Madameprof · 20/12/2023 08:40

It's not really a terrible hardship to give them a lift. Them assuming you will without asking is a bit rude tho.

itsgettingweird · 20/12/2023 08:47

I'm teetotal and would do it.

Both my parents drank but we did that trip every Xmas to collect my dads mum and bring her to ours for the afternoon Xmas day.

They just had a drink after 🤷‍♀️

This year my dad is staying at my brothers house so he can have a drink (they have a spare room) and my sister and I will drive (she does drink but won't!) my brother lives 45 mins drive away from us all.

For me it's more important to spend time with family but if they could come and not drink or 1 not drink or have a glass of wine with dinner and drive a few hours later I don't see it as an issue that you feel they should.

itsgettingweird · 20/12/2023 08:50

Netball01 · 18/12/2023 17:41

The reason my husband won’t be the one to give a lift is because he wants to drink too!

Re would I do it for my parents - we have hosted them for Xmas in the past and they have always booked a taxi without any discussion as they feel 12+hours of hosting is enough for me to do !!

I guess everyone sees it differently, and as I said when I’m already in the car I’m happy to give lifts but to make a journey late on Xmas night when I’ve hosted all day doesn’t feel fair for the sake of a taxi fare.

See - this is where driving them home could be to your advantage.

Offer a lift at X time. Make it a time that suits. Tell them in advance.

If that doesn't suit them then they get a taxi.

toomuchfaff · 20/12/2023 08:50

Far more likely that chore would be overcome with chatting... amd OP would come back to a load of pots as well by sounds of it..

Everyone saying "I'd do it" is not the same as being EXPECTED to do it as well as hosting, shopiing and all the rest that goes into a Christmas dinner.. logistics shouldn't be the host problem, especially as if they did drink it'd be a non issue. Its presumption and annoying as hell after spending live as everyones taxi. Who goes somewhere at Christmas and expects the host to give them a lift home? I know I don't...

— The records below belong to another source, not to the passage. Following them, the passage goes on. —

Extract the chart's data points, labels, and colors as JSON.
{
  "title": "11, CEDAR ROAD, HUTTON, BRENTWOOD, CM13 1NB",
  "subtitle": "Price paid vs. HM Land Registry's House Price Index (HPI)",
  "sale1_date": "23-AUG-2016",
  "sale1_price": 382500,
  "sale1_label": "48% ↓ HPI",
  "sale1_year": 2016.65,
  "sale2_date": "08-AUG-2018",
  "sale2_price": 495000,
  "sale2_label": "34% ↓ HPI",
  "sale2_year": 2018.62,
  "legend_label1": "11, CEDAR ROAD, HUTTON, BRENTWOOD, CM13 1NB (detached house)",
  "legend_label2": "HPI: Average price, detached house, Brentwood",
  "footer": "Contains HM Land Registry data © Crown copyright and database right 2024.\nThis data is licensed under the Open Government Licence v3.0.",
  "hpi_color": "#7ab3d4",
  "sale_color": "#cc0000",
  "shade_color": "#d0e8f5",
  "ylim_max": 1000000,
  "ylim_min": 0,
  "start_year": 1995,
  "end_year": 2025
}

LondonLass91 · 20/12/2023 08:51

Why can't they get a cab? Why should you have to go out on a cold night after hosting all day to drive them home? I actually think it's very rude of them to expect it and not to simply book a cab. Everyone on here saying 'take them home' clearly never has to do this. Not drinking doesn't mean you become a cab!

pizzaHeart · 20/12/2023 08:53

Backtoreality1 · 18/12/2023 15:51

If they asked I would do so with pleasure - however, if there was an expectation without even consulting me, then it would be a straight refusal!

I agree with this^. I hate this sort of innocent assuming. However it might play in your favour- you will dictate what time they leave.

IVbumble · 20/12/2023 08:56

Maybe agree with your DH that you'll give them a lift home whilst he does all the cleaning up afterwards. Drive s l o w l y.

skyeisthelimit · 20/12/2023 08:57

YABU as its 30 minutes.

YANBU to want help on the day from them and your DH. I would ask them to help with specific tasks, ie help yourself to drinks MIL and FIL while DH helps me to lay the table/stack the dishwasher etc. Tell him what you want help with. Rope the in-laws in if necessary. Get them to all help carry the dishes through etc.

LaylaLayla1 · 20/12/2023 08:58

I’m hosting my sister and her family this year, I am teetotal and they drink, they live about 15 minutes from me. I wouldn’t dream of asking them to get a taxi home if I am able to take them myself. I also offered to pick them up, but they have said they will drive to mine, leave the car and I will drive them home.